I read Overlapped I/O: How to wake a thread on a completion port event or a normal event? and googled a lot.

Probably, the problem itself – ending thread's work – is sign of bad design and all my threads should be equal and compounded into normal thread pool. In this case, PostQueuedCompletionStatus() approach should work. (Although I have doubts that this approach is beautiful and laconic especially if threads use GetQueuedCompletionStatusEx() to get multiple packets at once.)

2
"Rough TerminateThread": At the point you terminate you can't really know that the thread is suspended. Therefore it's unsafe. - usr
Why do you need to choose a particular thread? - usr
@usr indeed, even I wrap packet processing code and termination call in mutex, packet that is just taken from queue but not started to be processed may be lost. - George Sovetov
@Ben "just don't" is what I mentioned by saying "ideologically". Both of your suggestions are mentioned in question. - George Sovetov
You don't want to cancel IO, you just want the thread to exit, right? Best is to set a flag within the APC. When the GetQueuedCompletionStatusEx returns, you have to check the return code (because if there is an APC there may not be any work) then check the flag to see if you must exit. - Ben

2 Answers

3
votes

If you just want to reduce the size of the thread pool it doesn't matter which thread exits.

However if for some reason you need to signal to an particular thread that it needs to exit, rather than allowing any thread to exit, you can use this method.

If you use GetQueuedCompletionStatusEx you can do an alertable wait, by passing TRUE for fAlertable. You can then use QueueUserAPC to queue an APC to the thread you want to quit.

If the thread is busy then you will still have to wait for the current work item to be completed.

Certainly don't call TerminateThread.

1
votes

Unfortunately, I/O completion port handles are always in a signaled state and as such cannot really be used in WaitFor* functions.

GetQueuedCompletionStatus[Ex] is the only way to block on the completion port. With an empty queue, the function will return only if the thread becomes alerted. As mentioned by @Ben, the QueueUserAPC will make the the thread alerted and cause GetQueuedCompletionStatus to return.

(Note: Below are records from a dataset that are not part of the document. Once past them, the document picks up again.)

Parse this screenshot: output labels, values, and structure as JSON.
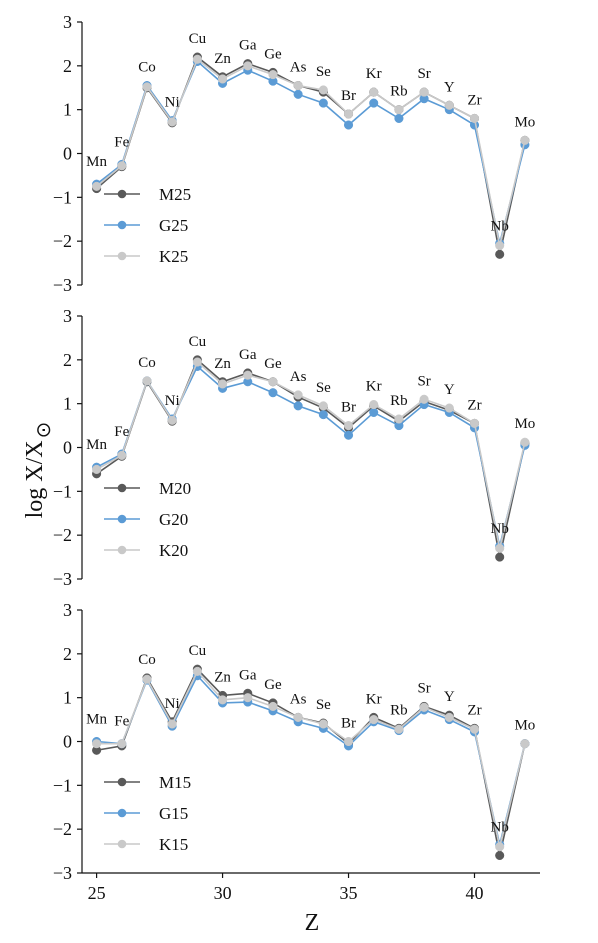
{
  "colors": {
    "M": "#595959",
    "G": "#5b9bd5",
    "K": "#c9c9c9"
  },
  "y_axis_title": "log X/X",
  "y_axis_title_symbol": "⊙",
  "x_axis_title": "Z",
  "chart_data": [
    {
      "type": "line",
      "x": [
        25,
        26,
        27,
        28,
        29,
        30,
        31,
        32,
        33,
        34,
        35,
        36,
        37,
        38,
        39,
        40,
        41,
        42
      ],
      "element_labels": [
        "Mn",
        "Fe",
        "Co",
        "Ni",
        "Cu",
        "Zn",
        "Ga",
        "Ge",
        "As",
        "Se",
        "Br",
        "Kr",
        "Rb",
        "Sr",
        "Y",
        "Zr",
        "Nb",
        "Mo"
      ],
      "xlim": [
        24.5,
        42.6
      ],
      "ylim": [
        -3,
        3
      ],
      "yticks": [
        "3",
        "2",
        "1",
        "0",
        "−1",
        "−2",
        "−3"
      ],
      "xticks": [],
      "legend_position": "bottom-left",
      "series": [
        {
          "name": "M25",
          "color": "#595959",
          "values": [
            -0.8,
            -0.3,
            1.5,
            0.7,
            2.2,
            1.75,
            2.05,
            1.85,
            1.55,
            1.4,
            0.9,
            1.4,
            1.0,
            1.4,
            1.1,
            0.8,
            -2.3,
            0.3
          ]
        },
        {
          "name": "G25",
          "color": "#5b9bd5",
          "values": [
            -0.7,
            -0.25,
            1.55,
            0.75,
            2.1,
            1.6,
            1.9,
            1.65,
            1.35,
            1.15,
            0.65,
            1.15,
            0.8,
            1.25,
            1.0,
            0.65,
            -2.05,
            0.2
          ]
        },
        {
          "name": "K25",
          "color": "#c9c9c9",
          "values": [
            -0.75,
            -0.28,
            1.52,
            0.72,
            2.15,
            1.7,
            2.0,
            1.8,
            1.55,
            1.45,
            0.9,
            1.4,
            1.0,
            1.4,
            1.1,
            0.8,
            -2.1,
            0.3
          ]
        }
      ]
    },
    {
      "type": "line",
      "x": [
        25,
        26,
        27,
        28,
        29,
        30,
        31,
        32,
        33,
        34,
        35,
        36,
        37,
        38,
        39,
        40,
        41,
        42
      ],
      "element_labels": [
        "Mn",
        "Fe",
        "Co",
        "Ni",
        "Cu",
        "Zn",
        "Ga",
        "Ge",
        "As",
        "Se",
        "Br",
        "Kr",
        "Rb",
        "Sr",
        "Y",
        "Zr",
        "Nb",
        "Mo"
      ],
      "xlim": [
        24.5,
        42.6
      ],
      "ylim": [
        -3,
        3
      ],
      "yticks": [
        "3",
        "2",
        "1",
        "0",
        "−1",
        "−2",
        "−3"
      ],
      "xticks": [],
      "legend_position": "bottom-left",
      "series": [
        {
          "name": "M20",
          "color": "#595959",
          "values": [
            -0.6,
            -0.2,
            1.5,
            0.6,
            2.0,
            1.5,
            1.7,
            1.5,
            1.15,
            0.9,
            0.45,
            0.95,
            0.6,
            1.05,
            0.85,
            0.55,
            -2.5,
            0.1
          ]
        },
        {
          "name": "G20",
          "color": "#5b9bd5",
          "values": [
            -0.45,
            -0.15,
            1.52,
            0.65,
            1.85,
            1.35,
            1.5,
            1.25,
            0.95,
            0.75,
            0.28,
            0.8,
            0.5,
            0.98,
            0.8,
            0.45,
            -2.25,
            0.05
          ]
        },
        {
          "name": "K20",
          "color": "#c9c9c9",
          "values": [
            -0.5,
            -0.18,
            1.52,
            0.62,
            1.95,
            1.45,
            1.65,
            1.5,
            1.2,
            0.95,
            0.5,
            0.98,
            0.65,
            1.1,
            0.9,
            0.55,
            -2.3,
            0.12
          ]
        }
      ]
    },
    {
      "type": "line",
      "x": [
        25,
        26,
        27,
        28,
        29,
        30,
        31,
        32,
        33,
        34,
        35,
        36,
        37,
        38,
        39,
        40,
        41,
        42
      ],
      "element_labels": [
        "Mn",
        "Fe",
        "Co",
        "Ni",
        "Cu",
        "Zn",
        "Ga",
        "Ge",
        "As",
        "Se",
        "Br",
        "Kr",
        "Rb",
        "Sr",
        "Y",
        "Zr",
        "Nb",
        "Mo"
      ],
      "xlim": [
        24.5,
        42.6
      ],
      "ylim": [
        -3,
        3
      ],
      "yticks": [
        "3",
        "2",
        "1",
        "0",
        "−1",
        "−2",
        "−3"
      ],
      "xticks": [
        "25",
        "30",
        "35",
        "40"
      ],
      "legend_position": "bottom-left",
      "series": [
        {
          "name": "M15",
          "color": "#595959",
          "values": [
            -0.2,
            -0.1,
            1.45,
            0.45,
            1.65,
            1.05,
            1.1,
            0.88,
            0.55,
            0.42,
            -0.05,
            0.55,
            0.3,
            0.8,
            0.6,
            0.3,
            -2.6,
            -0.05
          ]
        },
        {
          "name": "G15",
          "color": "#5b9bd5",
          "values": [
            0.0,
            -0.05,
            1.4,
            0.35,
            1.5,
            0.88,
            0.9,
            0.7,
            0.45,
            0.3,
            -0.1,
            0.45,
            0.25,
            0.72,
            0.5,
            0.22,
            -2.35,
            -0.05
          ]
        },
        {
          "name": "K15",
          "color": "#c9c9c9",
          "values": [
            -0.05,
            -0.05,
            1.42,
            0.4,
            1.6,
            0.95,
            1.0,
            0.8,
            0.55,
            0.4,
            0.0,
            0.5,
            0.28,
            0.78,
            0.55,
            0.28,
            -2.4,
            -0.05
          ]
        }
      ]
    }
  ]
}
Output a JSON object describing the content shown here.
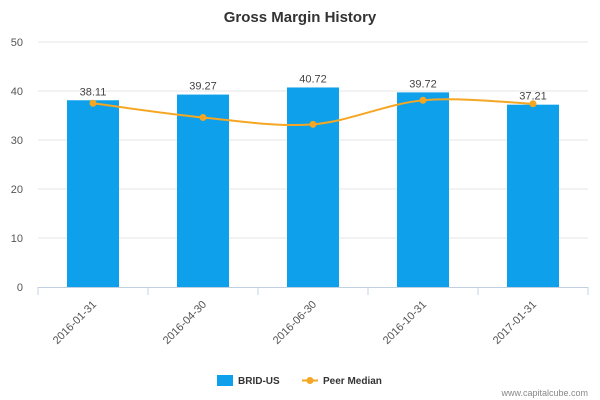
{
  "chart_data": {
    "type": "bar",
    "title": "Gross Margin History",
    "categories": [
      "2016-01-31",
      "2016-04-30",
      "2016-06-30",
      "2016-10-31",
      "2017-01-31"
    ],
    "series": [
      {
        "name": "BRID-US",
        "type": "bar",
        "color": "#0ea0ea",
        "values": [
          38.11,
          39.27,
          40.72,
          39.72,
          37.21
        ],
        "labels": [
          "38.11",
          "39.27",
          "40.72",
          "39.72",
          "37.21"
        ]
      },
      {
        "name": "Peer Median",
        "type": "line",
        "color": "#f5a623",
        "values": [
          37.5,
          34.6,
          33.2,
          38.1,
          37.4
        ]
      }
    ],
    "ylim": [
      0,
      50
    ],
    "yticks": [
      "0",
      "10",
      "20",
      "30",
      "40",
      "50"
    ],
    "xlabel": "",
    "ylabel": "",
    "legend_position": "bottom-center"
  },
  "watermark": "www.capitalcube.com"
}
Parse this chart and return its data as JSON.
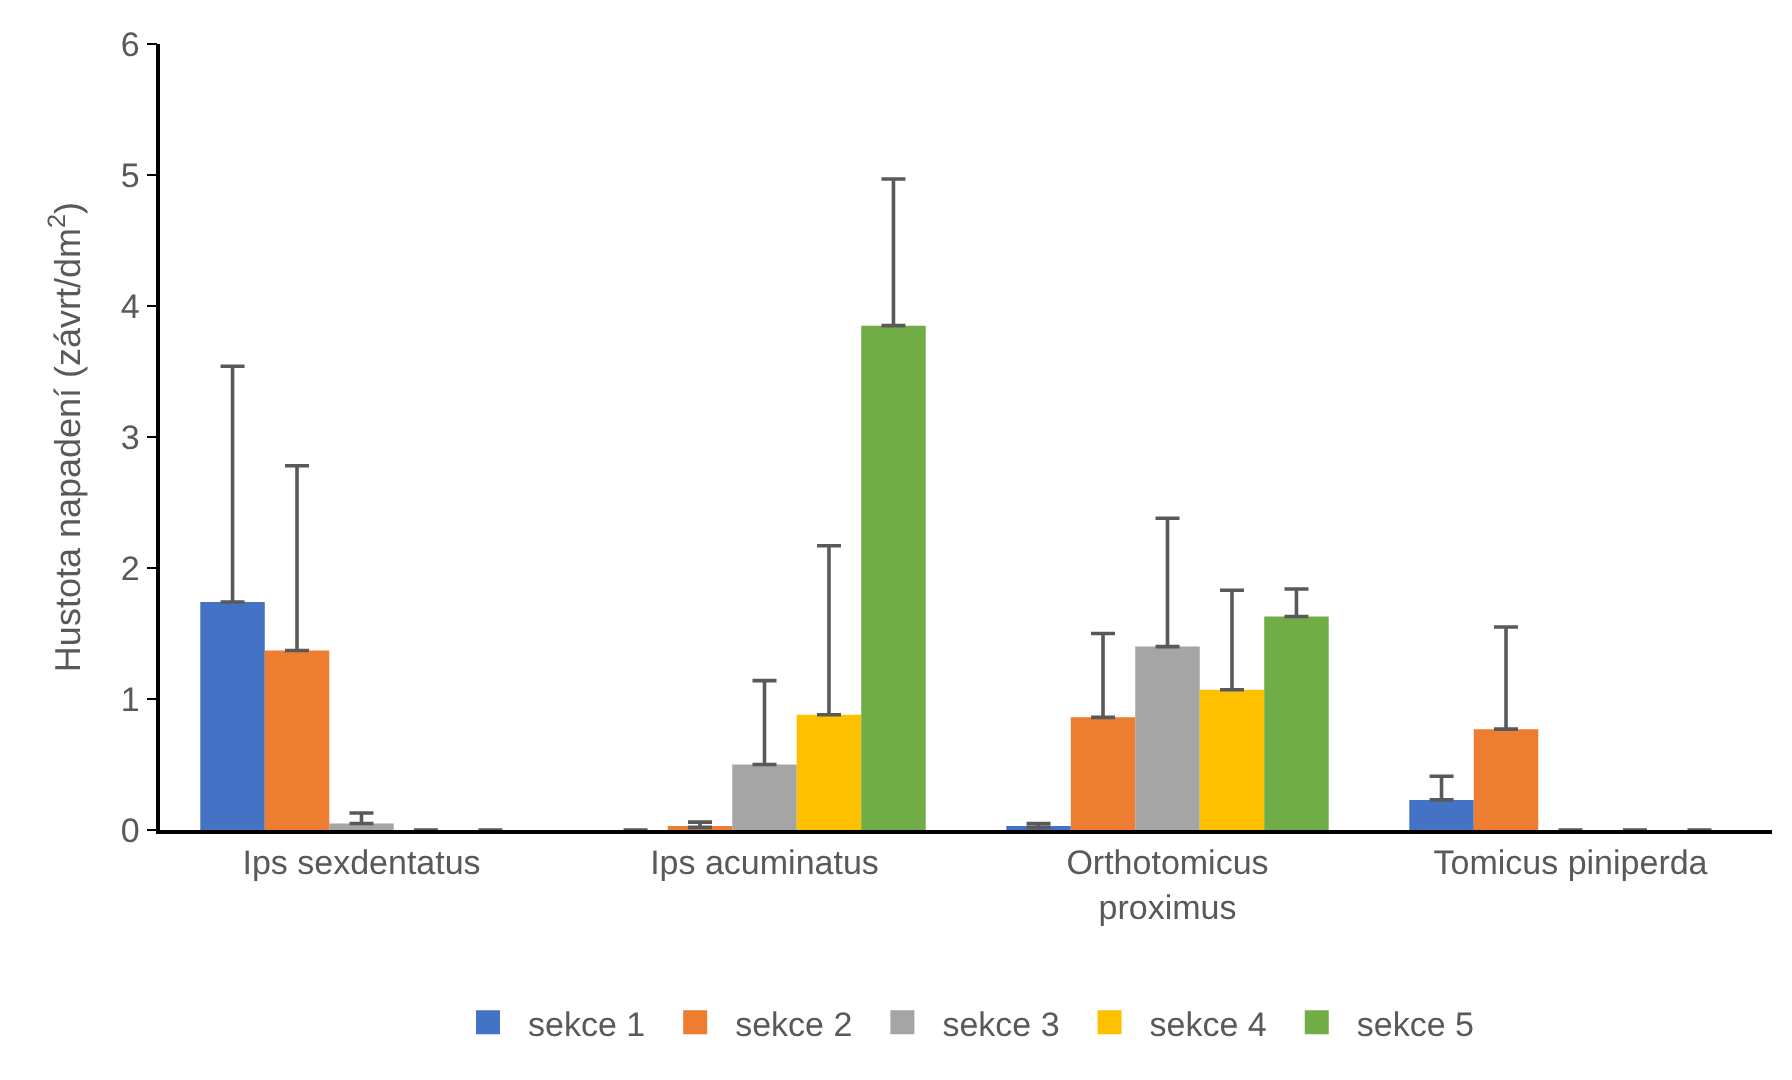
{
  "chart_data": {
    "type": "bar",
    "ylabel": "Hustota napadení (závrt/dm$^{2}$)",
    "categories": [
      "Ips sexdentatus",
      "Ips acuminatus",
      "Orthotomicus proximus",
      "Tomicus piniperda"
    ],
    "series": [
      {
        "name": "sekce 1",
        "color": "#4472c4",
        "values": [
          1.74,
          0,
          0.02,
          0.23
        ],
        "errors": [
          [
            1.74,
            3.54
          ],
          null,
          [
            0.02,
            0.05
          ],
          [
            0.23,
            0.41
          ]
        ]
      },
      {
        "name": "sekce 2",
        "color": "#ed7d31",
        "values": [
          1.37,
          0.02,
          0.86,
          0.77
        ],
        "errors": [
          [
            1.37,
            2.78
          ],
          [
            0.02,
            0.06
          ],
          [
            0.86,
            1.5
          ],
          [
            0.77,
            1.55
          ]
        ]
      },
      {
        "name": "sekce 3",
        "color": "#a5a5a5",
        "values": [
          0.05,
          0.5,
          1.4,
          0
        ],
        "errors": [
          [
            0.05,
            0.13
          ],
          [
            0.5,
            1.14
          ],
          [
            1.4,
            2.38
          ],
          null
        ]
      },
      {
        "name": "sekce 4",
        "color": "#ffc000",
        "values": [
          0,
          0.88,
          1.07,
          0
        ],
        "errors": [
          null,
          [
            0.88,
            2.17
          ],
          [
            1.07,
            1.83
          ],
          null
        ]
      },
      {
        "name": "sekce 5",
        "color": "#70ad47",
        "values": [
          0,
          3.85,
          1.63,
          0
        ],
        "errors": [
          null,
          [
            3.85,
            4.97
          ],
          [
            1.63,
            1.84
          ],
          null
        ]
      }
    ],
    "ylim": [
      0,
      6
    ],
    "yticks": [
      0,
      1,
      2,
      3,
      4,
      5,
      6
    ],
    "grid": false,
    "legend": "bottom"
  }
}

However, QueueUserAPC allocates memory and thus can fail in low-memory conditions or when memory quotas are in effect. The same holds for PostQueuedCompletionStatus. As such, using any of these functions on an exit path is not a good idea.

Unfortunately, the only robust way seems to be calling the undocumented NtAlertThread exported by ntdll.dll.

extern "C" NTSTATUS __stdcall NtAlertThread(HANDLE hThread);

Link with ntdll.lib. This function will put the target thread into an alerted state without queuing anything.